Business leaders were insular at first, recognizing the need to capture markets through tariff protection.  This however also confined sales as well as markets and hence the birth of free trade.  What has been currently surprising to the western countries is that non-European and North American countries could learn to compete successfully.  It  is becoming increasingly impossible to market merchandise that is produced in Western countries with their high cots of property and labor combined with the costs added by government regulation.,

This does not cause a problem for those who control pools of capital, simply see that labor is used from where it is cheap and unregulated, and sales are made where there are consumers willing to spend. The fact that money has to circulate in both directions seems to have escaped multinational entrepreneurs.  On the surface one would think that with this would immediately result in greater consumer economies in the third world but that fails to account the delay built in by a popular movement to allow people to borrow against the value of their possessions including property.  Up to 1996 the US ratio of household debt to income was around 60%.  After the tech bubble burst in 2001 Americans turned to their real estate to continue to fund their desire to live a comfortable lifestyle.  As a result debt rose to a high of 130% of income and by 2008 US households were 13.9 trillion dollars in debt which is 99.6% of GDP (Examiner.com)

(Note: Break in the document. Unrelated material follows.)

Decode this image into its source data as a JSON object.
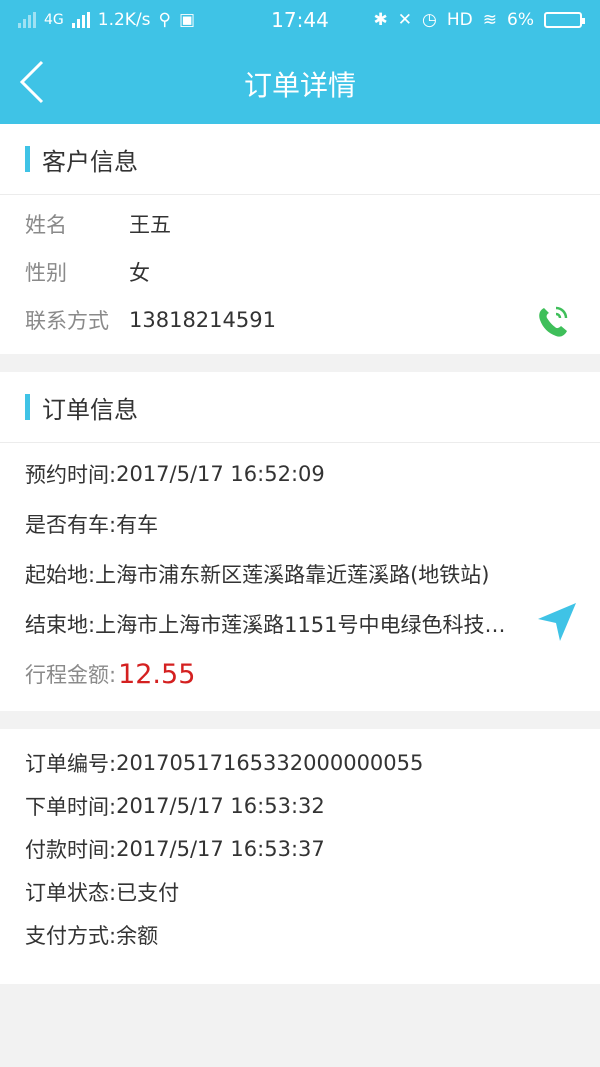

This article is not about debt per se but about the need to develop economic policy so that demand for  iPhones laptops and cars based will stop causing us to spend income we simply don't have.  We need public policy to cope with our wealth addiction and it is too late and to hypocritical to stand in the way of the very free trade that helped create our wealth in the first place.  

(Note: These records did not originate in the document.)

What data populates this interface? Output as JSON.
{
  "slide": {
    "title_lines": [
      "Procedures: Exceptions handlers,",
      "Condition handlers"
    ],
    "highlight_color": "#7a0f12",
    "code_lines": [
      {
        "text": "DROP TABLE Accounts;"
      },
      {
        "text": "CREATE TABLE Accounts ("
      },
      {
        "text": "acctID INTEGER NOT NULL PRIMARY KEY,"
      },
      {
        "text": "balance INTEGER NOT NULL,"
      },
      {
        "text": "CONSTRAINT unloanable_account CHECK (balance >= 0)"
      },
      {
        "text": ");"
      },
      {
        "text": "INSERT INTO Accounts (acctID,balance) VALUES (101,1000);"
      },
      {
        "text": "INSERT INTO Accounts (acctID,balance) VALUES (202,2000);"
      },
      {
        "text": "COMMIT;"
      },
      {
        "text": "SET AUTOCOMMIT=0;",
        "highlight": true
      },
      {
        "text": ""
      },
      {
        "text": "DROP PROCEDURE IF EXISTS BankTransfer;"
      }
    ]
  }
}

The young are getting frantic in an effort to borrow and repay student loans in the hopes of pursuing fewer and fewer opportunities to create the lifestyle for themselves that boomers have had for so long.  At one time every department stores and restaurants and garages offered opportunities for real income,  Now the management of these businesses has been centralized,  There are hardly any non-chain stores in our small cities.  People have moved from the farms to the towns, to the cities and finally to the Internet to chase prosperity to find it retreating farther and farther away.

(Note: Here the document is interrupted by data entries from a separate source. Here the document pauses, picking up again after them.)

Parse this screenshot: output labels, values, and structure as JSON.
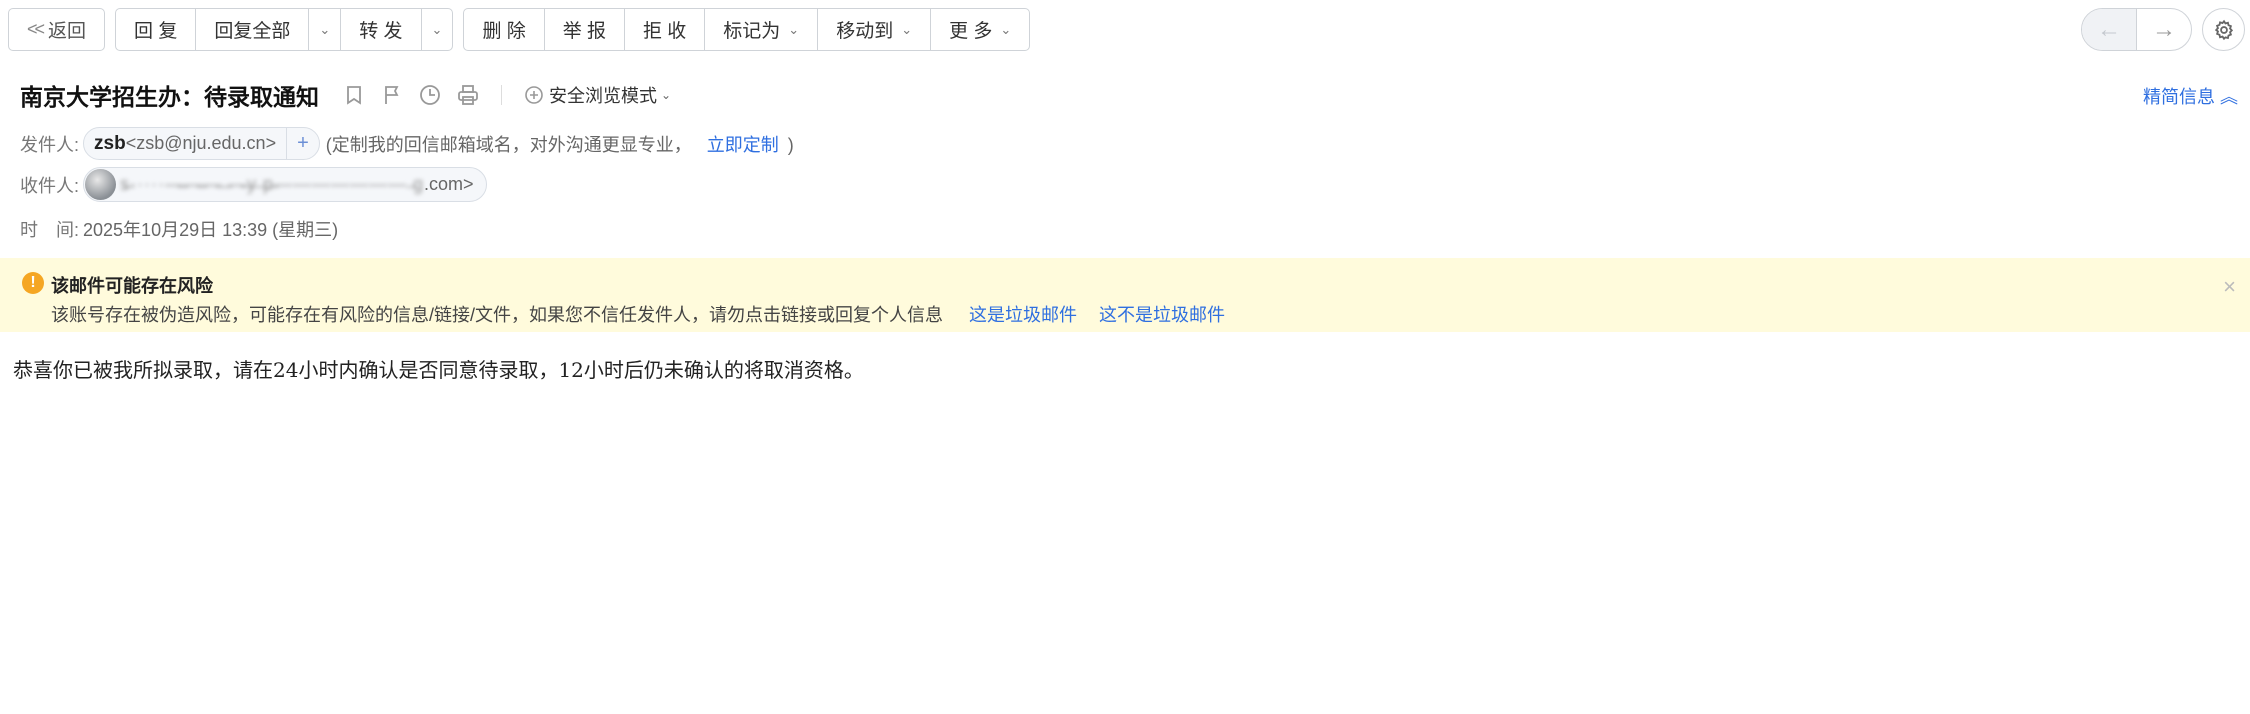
{
  "toolbar": {
    "back": "返回",
    "reply": "回 复",
    "reply_all": "回复全部",
    "forward": "转 发",
    "delete": "删 除",
    "report": "举 报",
    "reject": "拒 收",
    "mark_as": "标记为",
    "move_to": "移动到",
    "more": "更 多"
  },
  "nav": {
    "prev_glyph": "←",
    "next_glyph": "→"
  },
  "header": {
    "subject": "南京大学招生办：待录取通知",
    "safe_mode": "安全浏览模式",
    "brief_toggle": "精简信息",
    "from_label": "发件人:",
    "from_name": "zsb",
    "from_address": "<zsb@nju.edu.cn>",
    "from_hint_prefix": "(定制我的回信邮箱域名，对外沟通更显专业，",
    "from_hint_link": "立即定制",
    "from_hint_suffix": ")",
    "to_label": "收件人:",
    "to_masked": "s̶·····—̶—̶—̶ ̶—̶y̶ ̶p̶——————— ̶g",
    "to_suffix": ".com>",
    "time_label": "时　间:",
    "time_value": "2025年10月29日 13:39 (星期三)"
  },
  "warning": {
    "title": "该邮件可能存在风险",
    "description": "该账号存在被伪造风险，可能存在有风险的信息/链接/文件，如果您不信任发件人，请勿点击链接或回复个人信息",
    "spam_link": "这是垃圾邮件",
    "not_spam_link": "这不是垃圾邮件",
    "close_glyph": "×"
  },
  "body": {
    "text": "恭喜你已被我所拟录取，请在24小时内确认是否同意待录取，12小时后仍未确认的将取消资格。"
  },
  "icons": [
    "bookmark-icon",
    "flag-icon",
    "clock-icon",
    "print-icon",
    "shield-icon",
    "gear-icon",
    "warning-icon"
  ],
  "colors": {
    "link": "#2f6fe0",
    "warning_bg": "#fffbdc",
    "warning_icon": "#f5a623"
  }
}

The solution may lie in tossing a wrench strategically into the consumer economy model of use and dispose.  Rather than stand in the way of consumerism, government needs a requirement that all items be sold in a way that generates what I will call a 3R &I economy, repair reuse and recycle and inform.  What if people who made watches had to make them repairable?  The result would be the gradual return of jewelers.  Similarly if cars had to be made so that they could be maintained for 20  years then mechanical jobs would return to our towns and cities.  If goods had to be warrantied (insured?)  for suitability, then heavy investment would go into Informing the public what they should be looking for in their purchase.  Professionalism would return to our big box department stores.

The immediate impact of this process would be to slow down purchasing, but I would maintain we would be largely slowing down the purchase of junk with planned obsolescence.  Slowly, painfully perhaps, jobs would return which would fund the kind of prosperity that would be modest but lasting.  We would not prevent goods from being manufactured where the labor pools are best suited, but we would control the suicidal consumption of those goods...forcing the newly prosperous pools of capital overseas to invest in sustainable consumerism throughout the world.